La questione cinese si è in ogni caso sovrapposta ad altre che hanno complessivamente contribuito in maniera decisiva alla sconfitta del DPP. In primo luogo, l’amministrazione della presidente Tsai Ing-wen è stata punita per le sue politiche economiche di orientamento liberista che, oltretutto, hanno fallito nel dare a Taiwan la scossa promessa e nel contenere le crescenti disuguaglianze sociali. Profondamente impopolare è stata soprattutto la “riforma” delle pensioni dei dipendenti del settore pubblico, tradizionale serbatoio di voti del Kuomintang.

 

La dimensione strategica più ampia è comunque quella più rilevante per quanto riguarda il voto locale del fine settimana a Taiwan. La stessa presidente Tsai nelle ultime settimane di campagna elettorale aveva d’altronde agitato lo spettro di una possibile annessione dell’isola da parte di Pechino, nonché cercato di tracciare una netta linea divisoria tra il suo partito e quelli “filo-cinesi”, bollati come una vera e propria minaccia per la democrazia.

 

La sua amministrazione ha in altri termini sopravvalutato sia la disposizione degli elettori, senza dubbio in larga misura ancora sospettosi verso la Cina ma allo stesso tempo consapevoli dei pericoli di una dichiarazione di indipendenza, sia il peso e la popolarità del rafforzamento della partnership con gli Stati Uniti.

 

L’esito del voto offre perciò a Pechino la possibilità di tornare ad avere interlocutori politici a Taiwan e di contrastare più efficacemente la campagna americana condotta sull’isola.
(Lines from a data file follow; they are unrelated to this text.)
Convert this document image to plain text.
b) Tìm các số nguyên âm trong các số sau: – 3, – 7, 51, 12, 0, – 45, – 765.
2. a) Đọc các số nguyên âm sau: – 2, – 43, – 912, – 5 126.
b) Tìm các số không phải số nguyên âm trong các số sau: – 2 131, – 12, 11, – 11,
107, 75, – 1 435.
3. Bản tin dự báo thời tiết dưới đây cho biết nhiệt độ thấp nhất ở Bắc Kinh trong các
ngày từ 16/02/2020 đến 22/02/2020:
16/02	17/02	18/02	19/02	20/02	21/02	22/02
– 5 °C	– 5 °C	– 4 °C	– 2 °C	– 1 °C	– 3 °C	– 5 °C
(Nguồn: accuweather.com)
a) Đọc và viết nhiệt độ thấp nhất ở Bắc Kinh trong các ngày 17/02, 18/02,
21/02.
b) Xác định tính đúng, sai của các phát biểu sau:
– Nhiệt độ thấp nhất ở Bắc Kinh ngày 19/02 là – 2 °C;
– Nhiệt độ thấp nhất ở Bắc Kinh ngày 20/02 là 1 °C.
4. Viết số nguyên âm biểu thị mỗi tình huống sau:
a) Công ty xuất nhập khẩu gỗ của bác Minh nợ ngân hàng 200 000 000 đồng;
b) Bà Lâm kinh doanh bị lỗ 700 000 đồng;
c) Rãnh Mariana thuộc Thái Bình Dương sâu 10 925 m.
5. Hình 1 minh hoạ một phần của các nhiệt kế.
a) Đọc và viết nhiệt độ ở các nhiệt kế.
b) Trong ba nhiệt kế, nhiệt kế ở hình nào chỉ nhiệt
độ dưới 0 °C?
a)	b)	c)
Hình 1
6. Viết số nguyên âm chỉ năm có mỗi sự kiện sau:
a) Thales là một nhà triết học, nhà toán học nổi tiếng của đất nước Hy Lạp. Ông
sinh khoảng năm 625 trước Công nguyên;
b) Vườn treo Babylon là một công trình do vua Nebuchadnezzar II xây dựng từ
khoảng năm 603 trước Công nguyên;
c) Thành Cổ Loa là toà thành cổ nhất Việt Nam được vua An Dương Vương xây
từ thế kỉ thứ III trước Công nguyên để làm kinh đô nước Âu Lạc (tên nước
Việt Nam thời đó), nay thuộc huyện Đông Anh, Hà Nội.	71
D’altro canto, è probabile che da Washington si raddoppieranno gli sforzi per salvaguardare gli investimenti fatti su Taiwan in termini strategici, con l’obiettivo di mantenere questo paese nel fronte anticinese in fase di faticoso assemblamento nel continente asiatico.

 

Il tutto in attesa delle fondamentali presidenziali del 2020, attorno alle quali potrebbe giocarsi il futuro delle relazioni tra le due sponde dello stretto di Taiwan e della stessa stabilità di un Estremo Oriente sempre più invischiato nella competizione tra Washington e Pechino.